To przykre jak człowiekowi może doskwierać brak wyobraźni. Na świecie jest pełno ludzi którzy tylko szukają okazji żeby się wykazać swoją wyższością. Brak w naszym kraju jazdy na suwak? Gdzie bo widzę że autorze mało chyba jednak jeździsz po drogach. Jedź do miasta, dużego najlepiej.
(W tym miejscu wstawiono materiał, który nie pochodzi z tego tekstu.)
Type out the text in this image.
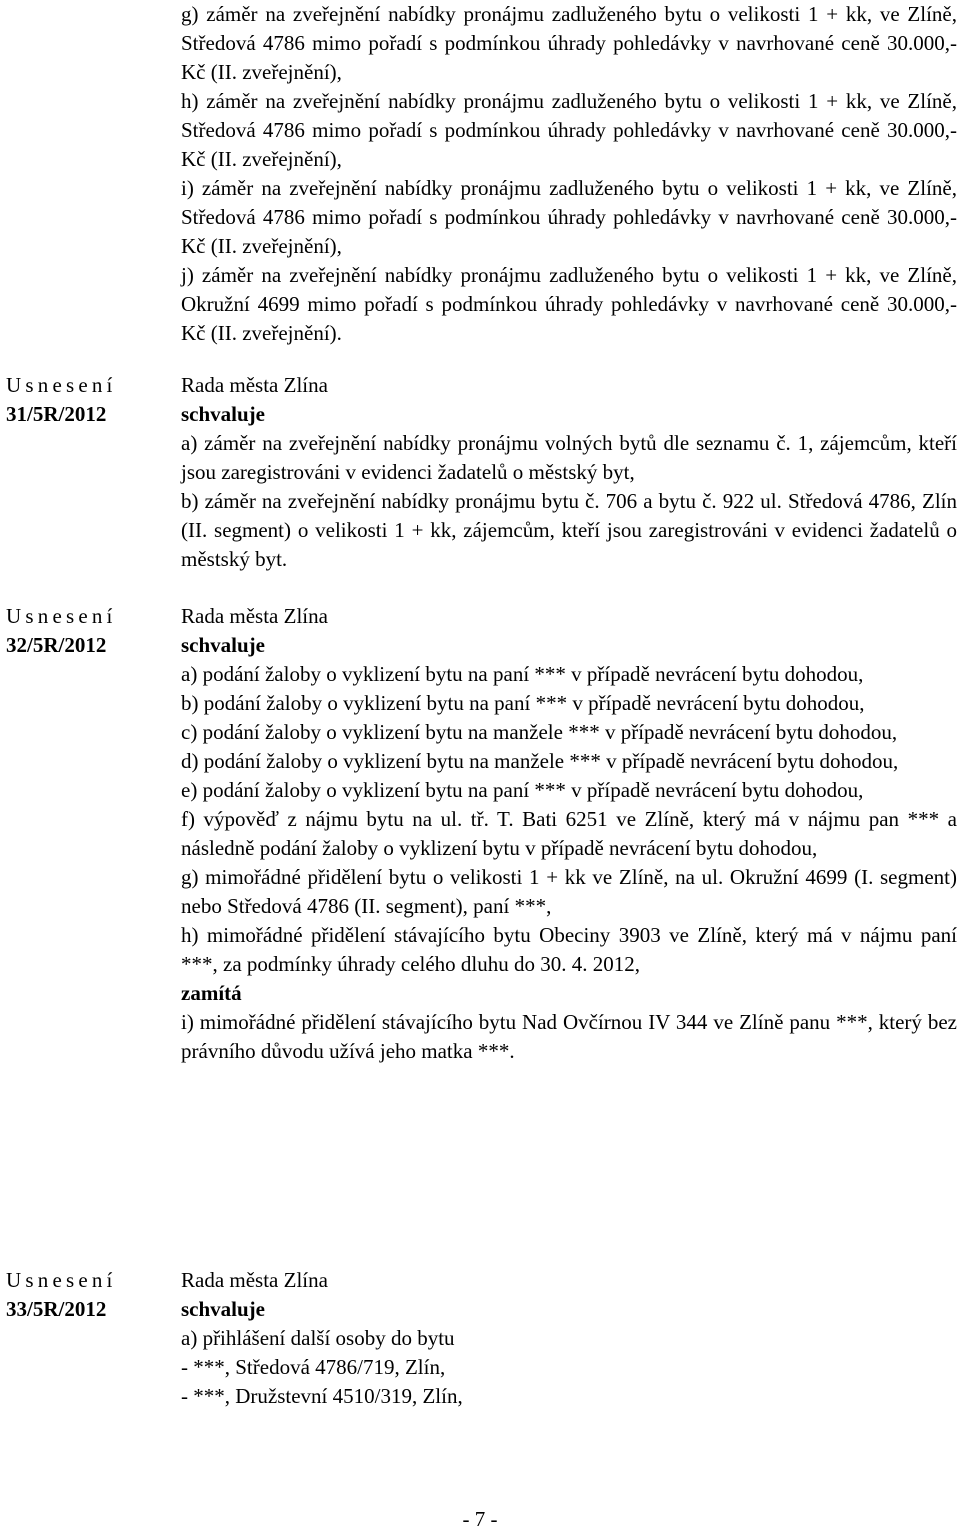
g) záměr na zveřejnění nabídky pronájmu zadluženého bytu o velikosti 1 + kk, ve Zlíně, Středová 4786 mimo pořadí s podmínkou úhrady pohledávky v navrhované ceně 30.000,- Kč (II. zveřejnění),

h) záměr na zveřejnění nabídky pronájmu zadluženého bytu o velikosti 1 + kk, ve Zlíně, Středová 4786 mimo pořadí s podmínkou úhrady pohledávky v navrhované ceně 30.000,- Kč (II. zveřejnění),

i) záměr na zveřejnění nabídky pronájmu zadluženého bytu o velikosti 1 + kk, ve Zlíně, Středová 4786 mimo pořadí s podmínkou úhrady pohledávky v navrhované ceně 30.000,- Kč (II. zveřejnění),

j) záměr na zveřejnění nabídky pronájmu zadluženého bytu o velikosti 1 + kk, ve Zlíně, Okružní 4699 mimo pořadí s podmínkou úhrady pohledávky v navrhované ceně 30.000,- Kč (II. zveřejnění).

Usnesení

31/5R/2012

Rada města Zlína

schvaluje

a) záměr na zveřejnění nabídky pronájmu volných bytů dle seznamu č. 1, zájemcům, kteří jsou zaregistrováni v evidenci žadatelů o městský byt,

b) záměr na zveřejnění nabídky pronájmu bytu č. 706 a bytu č. 922 ul. Středová 4786, Zlín (II. segment) o velikosti 1 + kk, zájemcům, kteří jsou zaregistrováni v evidenci žadatelů o městský byt.

Usnesení

32/5R/2012

Rada města Zlína

schvaluje

a) podání žaloby o vyklizení bytu na paní *** v případě nevrácení bytu dohodou,

b) podání žaloby o vyklizení bytu na paní *** v případě nevrácení bytu dohodou,

c) podání žaloby o vyklizení bytu na manžele *** v případě nevrácení bytu dohodou,

d) podání žaloby o vyklizení bytu na manžele *** v případě nevrácení bytu dohodou,

e) podání žaloby o vyklizení bytu na paní *** v případě nevrácení bytu dohodou,

f) výpověď z nájmu bytu na ul. tř. T. Bati 6251 ve Zlíně, který má v nájmu pan *** a následně podání žaloby o vyklizení bytu v případě nevrácení bytu dohodou,

g) mimořádné přidělení bytu o velikosti 1 + kk ve Zlíně, na ul. Okružní 4699 (I. segment) nebo Středová 4786 (II. segment), paní ***,

h) mimořádné přidělení stávajícího bytu Obeciny 3903 ve Zlíně, který má v nájmu paní ***, za podmínky úhrady celého dluhu do 30. 4. 2012,

zamítá

i) mimořádné přidělení stávajícího bytu Nad Ovčírnou IV 344 ve Zlíně panu ***, který bez právního důvodu užívá jeho matka ***.

Usnesení

33/5R/2012

Rada města Zlína

schvaluje

a) přihlášení další osoby do bytu

- ***, Středová 4786/719, Zlín,

- ***, Družstevní 4510/319, Zlín,

- 7 -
Znajdź tam zwężkę i zobacz jak ludzie jeżdżą. Ty jednak piszesz o drogach szybkiego ruchu, myślisz że jazda na suwak przyspiesza korek i tu się mylisz, ludzie mają określony czas reakcji, zwalnianie żeby kogoś wpuścić powoduje że 10 aut dalej ktoś stoi, jazda na suwak powinna być płynna, gdy zbliżajsz się do zwężki powinieneś mieć prędkość zbliżoną do samochodu na drugim pasie, poczekać aż podczas tego płynnego manewru powstanie dla Ciebie miejsce i je zająć ale ty wolisz pędem pognać przed wszystkimi i zatrzymać się na końcu czekając aż ktoś Cię wpuści. Policz sobie ile czasu wszyscy stoją żeby powstało miejsce na twój zestaw ? I zastanów się czy nie szybciej by było gdyby nikt się nie zatrzymał a Ty odpowiednio wcześniej zmieniłbyś pas? Metoda jazdy na suwak powstała w celu fizycznego zmniejszenia długości korka, nie czasowego i ma swoje największe zastosowanie w miastach gdzie skrzyżowania są blisko siebie i każde dodatkowe 100m korka sprawia że kolejne skrzyżowania się blokują. Moja rada dla Ciebie, zanim zaczniesz innych uczyć pojeździj trochę, porozmawiaj z ludźmi i może wyciągniesz jakieś wnioski.

Odpowiedz
avatar Sandroshia
1 1

@eryczano: i to jest dla mnie najtrafniejszy komentarz pod tą historią.

Odpowiedz
avatar konto usunięte
-2 2

@eryczano: Kompletnie nie rozumiem dlaczego oskarżasz mnie o coś, czego nie robię? Czy ja gdzieś napisałem, że dojeżdżam do końca, hamuję do zera i czekam na wpuszczenie? Znajdziesz mi, gdzie to napisałem, bo jakoś nie mogę znaleźć. Tylko w 2 historii napisałem, że byłem zmuszony zatrzymać pojazd na końcu zwężenia. TO nie znaczy, że odpowiednio wcześniej nie zwolniłem. Zrównałem prędkość z innymi kierowcami wierząc, że ktoś mnie wpuści, ale natrafiłem na "Januszy", którzy tego nie zrobili. W tym momencie to przez nich ucierpiał suwak, bo ja pojechałem zgodnie z jego zasadami. Moja rada dla Ciebie, zanim zaczniesz pouczać innych, nie wyciągaj pochopnych wniosków.

Odpowiedz
avatar marekp
1 1

do szału mnie doprowadza że byle zwężenie a korek jakby droga zablokowana była od wczoraj w obu kierunkach. Brak płynności ruchu i każdy zwalnia tak że szlag mnie trafia. W takich miejscach zamiast znaku ograniczenia prędkości powinien stać znak nakazu jazdy z prędkością nie mniejszą niż dajmy na to 90/h. A za znakiem policjant z radarem i wyłapujący tych co za wolno jadą. Co z tego że ruch w sumie niewielki, z dwóch pasów zrobił się na pewnym odcinku jeden ale o szerokości 1,5 pasa. Ściskając kierownicę tak mocno że aż kłykcie bieleją, wytrzeszczając oczy jak rozdeptana żaba trzeba zwolnić do 40 a jak się da to jeszcze wolniej. Ale jedno się chociaż zmieniło na plus, zauważyłem że dość często jesteśmy mili i się po prostu wpuszczamy. Brak tylko tej płynności.